Some closing thoughts.

While I wish there was an official way to get access to more inputs to test with, attempting to generate my own inputs has given me insights into problem construction and solution constraints that will likely aid me in future AoC years, as well as if I decide to create a answer-oriented challenge of my own at some point in the future.

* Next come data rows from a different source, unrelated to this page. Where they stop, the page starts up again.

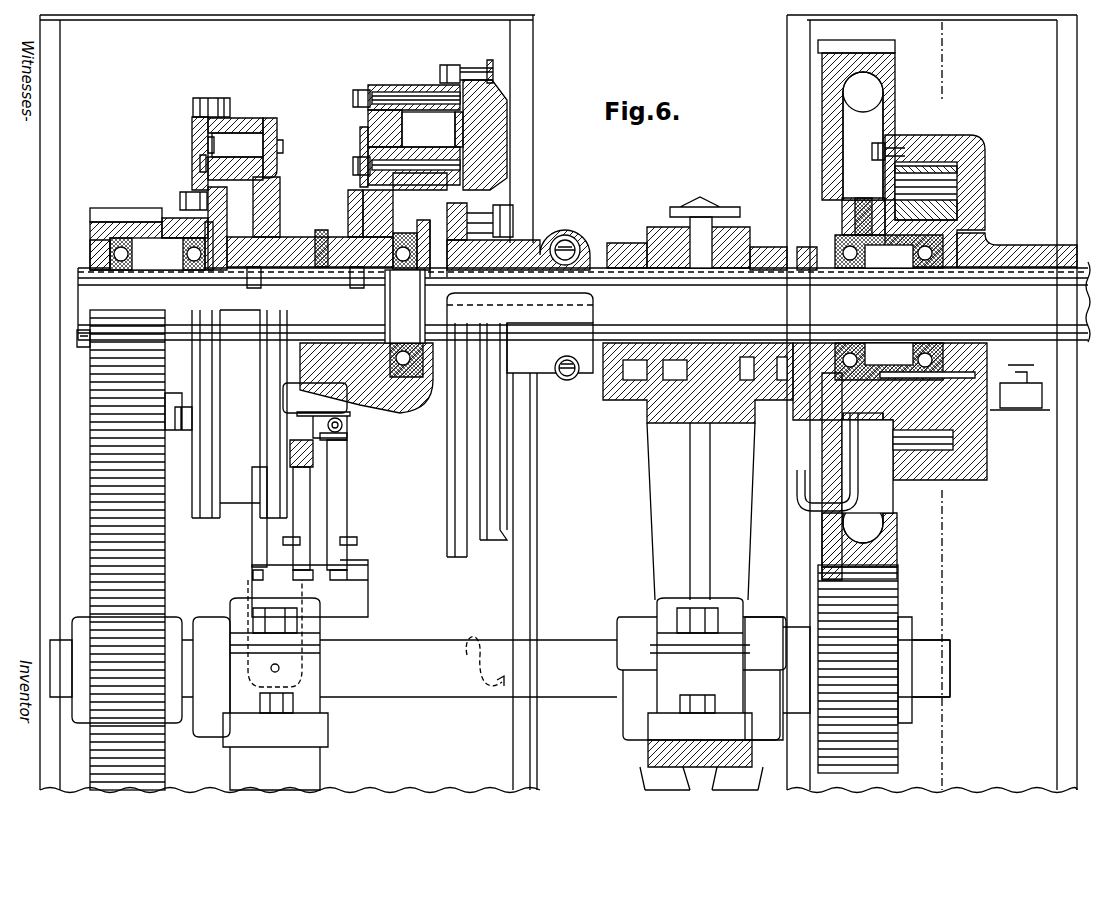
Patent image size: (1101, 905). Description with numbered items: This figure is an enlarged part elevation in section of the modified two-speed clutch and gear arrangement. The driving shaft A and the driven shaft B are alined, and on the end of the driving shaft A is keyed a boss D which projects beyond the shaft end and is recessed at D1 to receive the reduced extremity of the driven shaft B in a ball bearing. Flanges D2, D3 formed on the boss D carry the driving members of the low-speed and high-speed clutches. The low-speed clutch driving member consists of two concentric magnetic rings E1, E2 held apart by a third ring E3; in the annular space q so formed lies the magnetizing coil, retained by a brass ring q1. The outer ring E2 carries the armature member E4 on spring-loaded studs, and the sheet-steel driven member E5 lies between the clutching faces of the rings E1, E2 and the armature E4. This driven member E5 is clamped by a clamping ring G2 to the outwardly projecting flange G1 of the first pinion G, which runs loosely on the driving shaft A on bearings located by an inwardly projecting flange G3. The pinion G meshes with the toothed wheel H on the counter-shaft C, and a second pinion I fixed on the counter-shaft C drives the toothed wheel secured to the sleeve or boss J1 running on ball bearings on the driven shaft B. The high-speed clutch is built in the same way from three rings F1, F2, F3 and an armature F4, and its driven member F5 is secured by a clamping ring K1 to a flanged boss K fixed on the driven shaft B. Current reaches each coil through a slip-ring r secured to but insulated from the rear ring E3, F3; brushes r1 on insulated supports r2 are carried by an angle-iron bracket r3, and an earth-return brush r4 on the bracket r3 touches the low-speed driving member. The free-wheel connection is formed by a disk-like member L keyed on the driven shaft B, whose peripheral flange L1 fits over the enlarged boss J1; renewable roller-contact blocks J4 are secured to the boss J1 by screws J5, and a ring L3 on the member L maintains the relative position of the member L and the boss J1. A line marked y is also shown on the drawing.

The driving shaft A is at (82, 348).
The driven shaft B is at (598, 268).
The counter-shaft C is at (455, 665).
The boss D is at (360, 240).
The recess D1 is at (410, 392).
The flange D2 is at (320, 240).
The flange D3 is at (365, 232).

In creating these inputs, I discovered bugs in my real solutions that I would have otherwise missed because of some artifact of the real input generation algorithms. My range splitting for day 19 was actually wrong, but passed for my input, and my day 24 accuracy isn't sufficient to solve all generated inputs. I suspect other people would benefit from these insights/inputs as well (if that was something they cared about).

Lastly, I can't guarantee my inputs will always be valid or that there aren't edge cases that I've missed, but I consider this a reasonable attempt at reverse engineering/approximating the input generation for most days this year.